Recognize the red flags of internet scams

May 15, 2019 04:00PM ● By Adam Cochran

I’ve had a lot of friends who’ve lost money by falling for scams.

There are countless ways to become a victim of a financial scam, but the most common scams require use of the internet.

This month, I’ll explain some red flags and clear indicators that you are being solicited by a scammer. Many scams may use more than one of these tactics, tools or processes.

Don’t ever wire money to a stranger in a foreign country. Wiring money involves sending money directly from your bank account to another entity without the use of a credit card. These transactions often involve a third party, such as Western Union.

No matter how safe or guaranteed you feel the process is, once you wire money to a stranger, you are at the mercy of the fine print involved in the transaction.

Anytime you deal with an overseas entity, you may be waving the protections ensured and insured by domestic banks and money transfer companies.

ALWAYS use a credit card online. If you’re one of those people who never use a credit card (or debit card endorsed by a credit card company) online, you may be forfeiting one of your greatest guarantees on a financial transaction.

All major credit card companies guarantee each transaction. This means you can file a complaint with the credit card company soon after you discover a transaction is shady and you’ll get your money back.

Never panic over a phone call or email. If you receive an email or phone call from an entity claiming that you owe money, relax. It’s likely a scam. This is especially true if the “entity” is the government.

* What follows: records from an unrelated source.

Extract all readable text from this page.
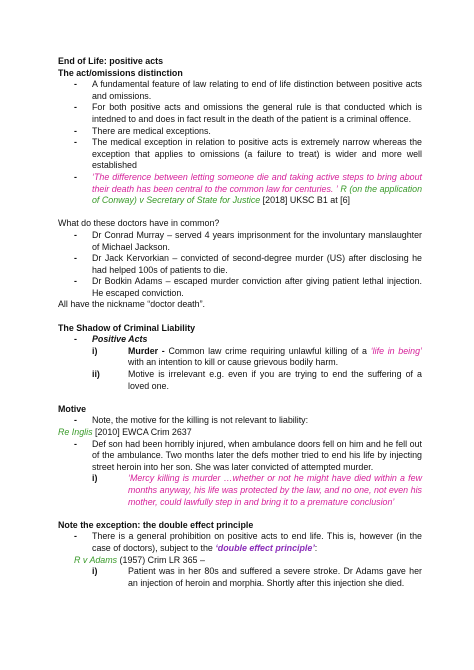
End of Life: positive acts
The act/omissions distinction
- A fundamental feature of law relating to end of life distinction between positive acts and omissions.
- For both positive acts and omissions the general rule is that conducted which is intedned to and does in fact result in the death of the patient is a criminal offence.
- There are medical exceptions.
- The medical exception in relation to positive acts is extremely narrow whereas the exception that applies to omissions (a failure to treat) is wider and more well established
- ‘The difference between letting someone die and taking active steps to bring about their death has been central to the common law for centuries. ’ R (on the application of Conway) v Secretary of State for Justice [2018] UKSC B1 at [6]
What do these doctors have in common?
- Dr Conrad Murray – served 4 years imprisonment for the involuntary manslaughter of Michael Jackson.
- Dr Jack Kervorkian – convicted of second-degree murder (US) after disclosing he had helped 100s of patients to die.
- Dr Bodkin Adams – escaped murder conviction after giving patient lethal injection. He escaped conviction.
All have the nickname “doctor death”.
The Shadow of Criminal Liability
- Positive Acts
i)	Murder - Common law crime requiring unlawful killing of a ‘life in being’ with an intention to kill or cause grievous bodily harm.
ii)	Motive is irrelevant e.g. even if you are trying to end the suffering of a loved one.
Motive
- Note, the motive for the killing is not relevant to liability:
Re Inglis [2010] EWCA Crim 2637
- Def son had been horribly injured, when ambulance doors fell on him and he fell out of the ambulance. Two months later the defs mother tried to end his life by injecting street heroin into her son. She was later convicted of attempted murder.
i)	‘Mercy killing is murder …whether or not he might have died within a few months anyway, his life was protected by the law, and no one, not even his mother, could lawfully step in and bring it to a premature conclusion’
Note the exception: the double effect principle
- There is a general prohibition on positive acts to end life. This is, however (in the case of doctors), subject to the ‘double effect principle’:
R v Adams (1957) Crim LR 365 –
i)	Patient was in her 80s and suffered a severe stroke. Dr Adams gave her an injection of heroin and morphia. Shortly after this injection she died.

No company or government organization will ever threaten you with a non-negotiable 24-hour time limit to pay a fine or penalty on first notice, nor will they require you to pay via wire transaction or PayPal. They will always accept a debit card payment.

Never call the number or click on the link provided by the party asking for money. Most people know to call the entity or log in to the company that is asking for payment before they send payment. However, many people check the validity of the website or phone number by following the information provided in the email, phone call or letter.

Don't fall for it! Bad guys often set up fake websites, emails, and phone numbers connected to the scam. The back of your credit card has the phone number to call if you suspect a scam.

No one will ever call or email you because you have a virus or other computer problem. If you receive a phone call or email telling you that you have a virus on your computer, ignore it.